Why do so many of Canada’s leading R&D companies miss major market changes, despite their massive investments in research and innovation? Is there too much of a focus on incremental innovation and not enough on disruptive innovation?

Research and development investment by governments is done mostly through research-granting councils, with a focus on peer-reviewed academic research that is not linked to an industrial strategy.
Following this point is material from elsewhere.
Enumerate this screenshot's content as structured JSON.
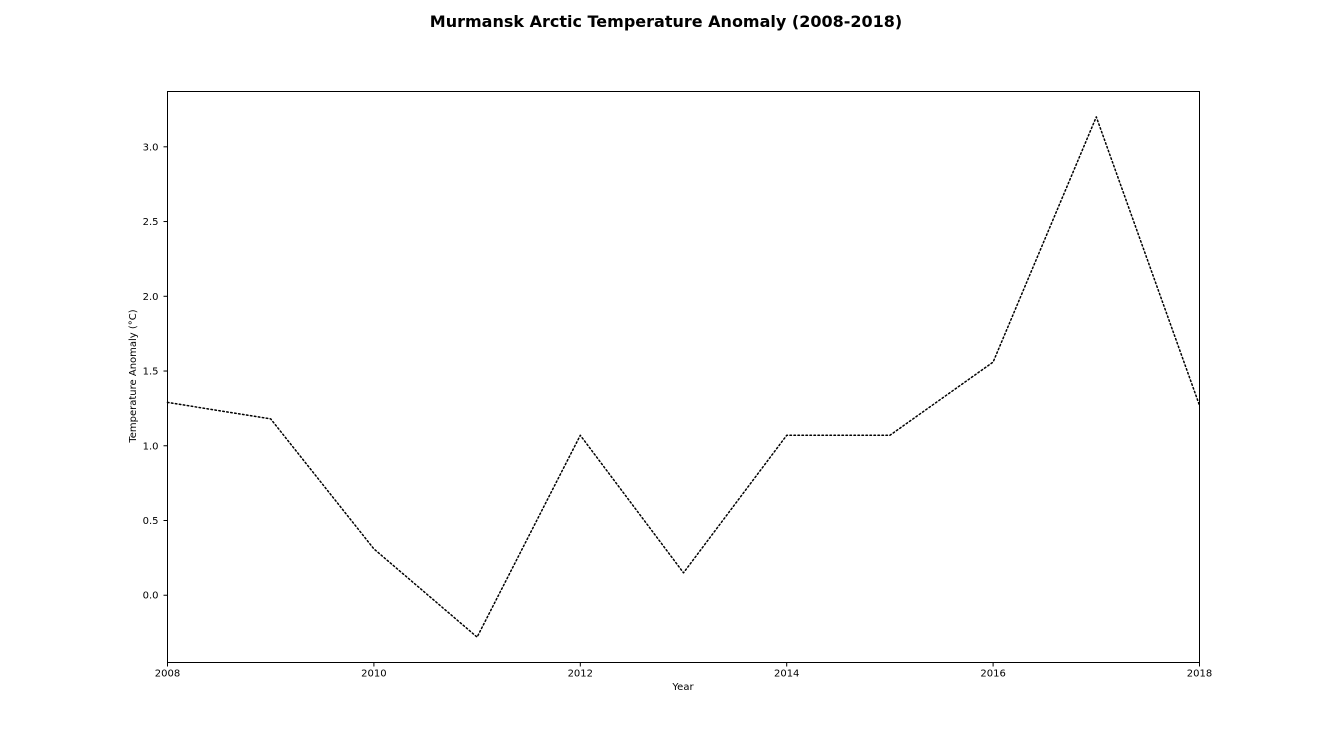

More than 60 per cent of government R&D investments go to health-related projects, but corporations are investing more than 70 per cent of their research budgets in technology-related projects.

The result is a complete mismatch of government and academic research and corporate research. This is a concern to government R&D investors if they expect to achieve commercial success from their investments, because the majority of their investments do not align with our industrial research focus.

Canadian businesses, for the most part, rely on internal research teams to drive innovation. The challenge is that research tax credits through the Scientific Research and Experimental Development program reward science-focused research activities, and that drives how our corporations invest in R&D.

MUDDLED MARKETING

SR&ED has been a great funding program for startups, and many will tell you they would not have survived without the program. However, in larger companies, SR&ED has mainly driven spending rather than innovation. Most large Canadian companies overinvest in technology research and underinvest in market research. Our companies are known for great technology, but not so much for knowing how to market it.

But changing our research-granting system and the SR&ED program is like trying to amend the constitution. We know changes are needed, but no one wants to open that discussion because there are so many widely varying views and entrenched positions. I have thick skin, so I’ll start.

Due to our increasingly limited government research funds and the need to continue funding academic research to develop skilled talent, we need to align government investments to national and provincial industrial strategies. Business will need to be more involved in these discussions and in setting the direction for government investments. We must continue to rely on our academic institutions to lead focused research initiatives, but we must require them to develop closer linkages with corporate partners on most of these projects.

The SR&ED program, which was implemented in its current form in 1986, has undergone dozens of incremental changes but remains largely the same. It provides very different benefits to companies at each of their stages of growth. For startups it is a source of funding; for growing companies it helps offset investment costs; and for mature companies, it influences how expenses are categorized and accounted for.

The original purpose of the program was to encourage Canadian business to invest in advanced research activities as a way to boost their global competitiveness. While the SR&ED program is still very important to Canadian businesses, it is no longer the principal driver for globally competitive research.

The SR&ED program needs to be broken down into different components to achieve different results: first, a non-refundable program for startups to offset a portion of their initial development costs; second, a program offsetting tax and other levies for research initiatives linked to new product or service developments; and third, a generous corporate granting program that supports our industrial strategy and requires an academic and corporate partnership for the development of disruptive innovation.

The success or failure of any changes to our research framework will be measured by how we effectively manage the transition from the current structure to a new structure without a major negative impact to both our academic and corporate sectors. Smarter people than me will be needed to design and implement a new program.

Our nation’s goal should be to provide Canadian businesses with every advantage possible to make them global innovation leaders. Right now, our R&D programs are failing.

 

Jeffrey Dale is the president of Snowy Cloud and the former president of the Ottawa Centre for Research and Innovation.